Und da hat sie sich natürlich dafür entschieden, die Witwe eines Helden zu sein. Und mit diesem Glauben, er sei ein Held gewesen, hat sie auch ihre Kinder, vor allem ihre Töchter, bis in deren Innerstes geprägt. In diesem Fernsehinterview, das Christian Geisler 1978 mit ihr geführt hat, wird ja deutlich, dass sich ihre Sichtweise bis zu diesem Zeitpunkt erhalten hat. In diesem Gespräch erinnert sie sich eigentlich nicht, sie wickelt ihn mit ihrem großbürgerlichen Charme ein. Das war für mich persönlich das ebenso Schockierende wie Aufschlussreiche an diesem Material, dass sie selbst 30 Jahre später nicht einen Funken von Mitleid zeigen kann oder auch nur ansatzweise äußert, dass es vielleicht Sachen gab, die nicht richtig waren. Nein, sie erinnert sich, dass sie damals einmal gedacht hat: "Wir hätten die Juden alle einsperren sollen, weil sie uns aus dem Ausland so sehr schaden", und diese Haltung ist in ihr immer gegenwärtig geblieben.

 

Wäre es denkbar gewesen, dass die Schwestern mit nach Bratislava gekommen wären?

Natürlich haben wir versucht, sie davon zu überzeugen, mit uns gemeinsam nach Bratislava zu fahren. Wir wollten mit ihnen einen kleinen Spaziergang durch das Viertel machen, in dem sie aufgewachsen sind, und wir wollten auch auf den Friedhof gehen, auf dem ihr Vater liegt. Das hat sich aber als absolut unrealisierbar herausgestellt.

Am Ende des Films steht Malte dann allein am Grab. Das ist traurig, aber immerhin ist es ihm gelungen, diesen Schritt zu machen, und immerhin hat er seine Neffen und Nichten befragt, und die hatten alle die Möglichkeit, sich zu äußern. Es existiert eine ungeheure Dynamik in der Familie.

 

Das heißt, es ist etwas aufgebrochen, und die nachfolgenden Generationen werden dann wählen können zwischen der Interpretation von Barbel und der Interpretation von Malte, und allein dafür hat sich diese Arbeit gelohnt. Wie sagt Astrid, die Tochter von Maltes verstorbenem Bruder so schön im Film: "Ich mache das hier für meinen Sohn. Ich möchte nicht, dass er sein ganzes Leben immer versucht, irgend etwas herauszufinden und nicht weiß, woran er ist, wie ich das tun musste."

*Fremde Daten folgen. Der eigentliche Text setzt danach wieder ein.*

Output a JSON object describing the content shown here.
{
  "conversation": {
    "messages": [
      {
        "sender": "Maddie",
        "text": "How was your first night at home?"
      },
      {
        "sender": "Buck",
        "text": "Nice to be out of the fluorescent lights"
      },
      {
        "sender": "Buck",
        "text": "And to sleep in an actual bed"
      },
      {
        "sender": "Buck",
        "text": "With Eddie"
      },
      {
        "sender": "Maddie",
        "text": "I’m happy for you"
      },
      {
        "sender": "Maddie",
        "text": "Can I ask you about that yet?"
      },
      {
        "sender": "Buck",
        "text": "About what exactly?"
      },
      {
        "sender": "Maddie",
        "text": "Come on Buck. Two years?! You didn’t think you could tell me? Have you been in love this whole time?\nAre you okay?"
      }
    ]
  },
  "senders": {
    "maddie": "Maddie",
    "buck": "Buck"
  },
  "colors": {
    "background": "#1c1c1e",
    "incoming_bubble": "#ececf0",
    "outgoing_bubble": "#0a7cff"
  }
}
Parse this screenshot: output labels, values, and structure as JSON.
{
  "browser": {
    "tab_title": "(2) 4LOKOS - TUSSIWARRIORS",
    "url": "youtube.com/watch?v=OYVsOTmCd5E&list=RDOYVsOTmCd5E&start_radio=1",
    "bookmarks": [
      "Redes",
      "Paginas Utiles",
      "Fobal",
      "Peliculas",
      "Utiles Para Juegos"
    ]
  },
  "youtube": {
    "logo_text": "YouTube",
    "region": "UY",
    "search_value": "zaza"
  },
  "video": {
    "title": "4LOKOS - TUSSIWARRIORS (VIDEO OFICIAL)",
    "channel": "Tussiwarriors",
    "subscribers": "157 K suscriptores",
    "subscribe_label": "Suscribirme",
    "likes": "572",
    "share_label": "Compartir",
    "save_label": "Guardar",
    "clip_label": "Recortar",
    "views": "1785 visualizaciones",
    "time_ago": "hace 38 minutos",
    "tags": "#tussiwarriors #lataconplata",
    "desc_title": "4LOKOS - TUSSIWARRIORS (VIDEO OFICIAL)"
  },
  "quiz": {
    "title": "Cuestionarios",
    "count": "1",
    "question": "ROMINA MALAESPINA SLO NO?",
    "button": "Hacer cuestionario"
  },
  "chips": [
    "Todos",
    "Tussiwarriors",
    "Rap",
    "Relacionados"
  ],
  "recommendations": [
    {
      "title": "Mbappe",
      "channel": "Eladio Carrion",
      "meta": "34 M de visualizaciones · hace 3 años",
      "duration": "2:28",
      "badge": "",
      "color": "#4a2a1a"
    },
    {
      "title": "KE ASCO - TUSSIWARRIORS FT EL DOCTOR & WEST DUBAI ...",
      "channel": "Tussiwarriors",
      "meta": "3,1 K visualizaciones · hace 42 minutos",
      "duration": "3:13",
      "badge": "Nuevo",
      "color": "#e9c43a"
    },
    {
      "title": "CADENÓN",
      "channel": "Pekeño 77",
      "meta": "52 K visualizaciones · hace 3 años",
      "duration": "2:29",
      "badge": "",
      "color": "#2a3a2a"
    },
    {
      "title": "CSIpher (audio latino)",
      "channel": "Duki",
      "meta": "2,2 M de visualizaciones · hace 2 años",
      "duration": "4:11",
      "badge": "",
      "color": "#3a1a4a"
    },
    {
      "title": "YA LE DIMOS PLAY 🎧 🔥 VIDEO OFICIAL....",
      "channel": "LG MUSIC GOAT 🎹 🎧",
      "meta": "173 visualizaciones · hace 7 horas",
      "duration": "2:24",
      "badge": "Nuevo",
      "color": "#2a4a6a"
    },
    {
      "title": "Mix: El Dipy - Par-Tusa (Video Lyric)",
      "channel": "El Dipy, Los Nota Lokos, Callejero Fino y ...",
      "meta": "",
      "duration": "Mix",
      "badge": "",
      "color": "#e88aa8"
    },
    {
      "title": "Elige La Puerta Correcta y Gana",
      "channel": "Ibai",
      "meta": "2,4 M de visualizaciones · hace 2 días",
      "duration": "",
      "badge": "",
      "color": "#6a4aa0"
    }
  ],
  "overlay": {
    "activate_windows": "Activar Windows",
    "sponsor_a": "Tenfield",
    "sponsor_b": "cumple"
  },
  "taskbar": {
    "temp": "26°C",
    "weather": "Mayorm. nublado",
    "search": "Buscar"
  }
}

Hatten Sie das Gefühl gehabt, dass man bei den Ludins vielleicht auch in der Hoffnung lebt, dass diese alte Geschichte jetzt sechzig Jahre zurückliegt, also schon ziemlich weit weg ist. Und wenn das jetzt alles noch ein bisschen schlimm ist, dann lassen wir einfach zehn weitere Jahre vergehen, dann wird es sich hoffentlich von allein erledigt haben?

 

Natürlich ist es - nicht nur bei den Ludins - verbreitet, zu sagen: Ich will damit jetzt endlich nichts mehr zu tun haben! Das klingt, als hätte man sich jahrelang intensiv damit auseinandergesetzt. Tatsächlich ist es ja aber so, dass die, die so etwas sagen, sich in den meisten Fällen dieser Auseinandersetzung noch nie gestellt haben. Ich denke, das Ausmaß der Hitler-Katastrophe dokumentiert sich auch darin, dass ein beispielhaftes Schicksal wie das von Hanns Ludin noch heute, sechzig Jahre nach dem Ende des Krieges, unter seinen Kindern und deren Kindern eine akute und ganz kontroverse Rolle spielt. In Maltes Familie ist nichts erledigt und niemand hat vergessen.